Dans ce budget, chaque parti de la coalition a défendu son programme. La ‘‘flat tax’’ pour la Lega (impôt sur le revenu identique pour tous, autrement dit l’impôt le plus injuste possible avec une baisse drastique pour les plus riches) et le ‘‘revenu citoyen’’ de 780 euros pour tous pour les 5 étoiles. En proposant cela, les 2 partenaires savaient qu’ils ne respecteraient pas les règles européennes qu’ils ont le droit de critiquer, qu’ils ont le droit de détester mais qu’ils ne peuvent pas nier ne serait-ce qu’au nom du principe de continuité de l’État. En agissant ainsi, ils ont poussé Bruxelles à la faute et la Commission européenne est tombée dans le panneau.

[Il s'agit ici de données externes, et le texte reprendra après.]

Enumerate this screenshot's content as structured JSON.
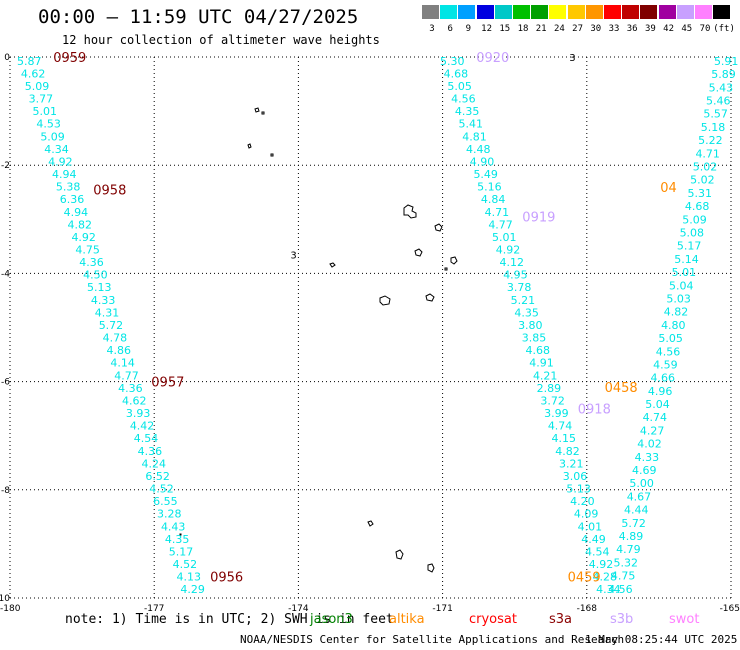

En effet, l’Italie ne respecte pas les règles européennes. Sa dette publique (133% du PIB italien) est largement au-dessus de la limite fixée à 60% du PIB et elle est seconde en terme de poids, juste après la Grèce (180%). Mais personne ne fait remarquer que la dette italienne est principalement détenue par les Italiens eux-mêmes et donc à l’abri d’éventuelles spéculations, ce qui n’est pas le cas de la France et n’était pas celui de la Grèce non plus.

 

De plus, l’Italie, y compris l’actuel gouvernement, s’était engagée à réduire son déficit public mais avec ce budget il repart à la hausse, à 2,4% du PIB. Et personne ne souligne que c’est toujours sous les fameux 3% et surtout moins que la France qui n’a pas présenté un budget à -2,4% de déficit depuis… 2007 !

2 poids, 2 mesures !

 

Alors, pourquoi Bruxelles a eu tort de sanctionner Rome ? Tout simplement parce qu’il y a un 2 poids, 2 mesures insupportable. La France de Chirac, Sarkozy, Hollande et Macron a violé le Pacte de Stabilité et de Croissance et les règles européennes avec une dette publique au-delà des 60%, un déficit public largement au-dessus des 3% pendant 10 ans et n’a jamais été sanctionnée. L’Allemagne de Schröder (déficit public) et de Merkel (surplus commerciaux trop importants) a violé les règles européennes et n’a pas été sanctionnée.

 

Ensuite, le gouvernement italien venant d’être élu avec des partis qui n’ont jamais gouverné, Bruxelles aurait pu choisir une autre option, en critiquant mais en discutant et non pas en sortant l’artillerie lourde dès le premier budget. En effet, ce comportement de la Commission européenne n’aura qu’une conséquence : renforcer le gouvernement italien qui pourra dire devant ses électeurs qu’il avait raison.

 

Enfin, et c’est la raison qui rend détestable cette Europe-là, en prenant cette décision, la Commission européenne se comporte de façon clanique et ne défend pas l’intérêt général. En effet, comment expliquer qu’un gouvernement ‘‘mainstream’’ (socialiste, libéral, conservateur sont les 3 familles politiques qui siègent dans la Commission européenne et qui gouvernent l’Europe depuis 30 ans) ne soit jamais sanctionné mais qu’un gouvernement ‘‘orthodoxe’’ (extrême-gauche en Grèce ou eurosceptique en Italie) soit automatiquement attaqué dès son entrée en fonction ?

 

L’approche purement budgétaire de la Commission européenne, l’obsession du court-terme de Bruxelles et le 2 poids, 2 mesures de l’Exécutif européen sont insupportables. Cette Commission européenne est forte avec les faibles et faible avec les forts. Il est donc temps qu’elle s’en aille. Ce sera le cas dans un an même si, dans 6 mois, elle sera déjà en affaires courantes.

 

Il est vraiment temps de se libérer de ce néolibéralisme décadent sans retomber dans le jacobinisme d’antan. Il est vraiment temps de construire une autre Europe, une Europe des peuples, non pas pour défendre le gouvernement italien, mais pour ouvrir de nouvelles perspectives d’espoir pour les peuples d’Europe.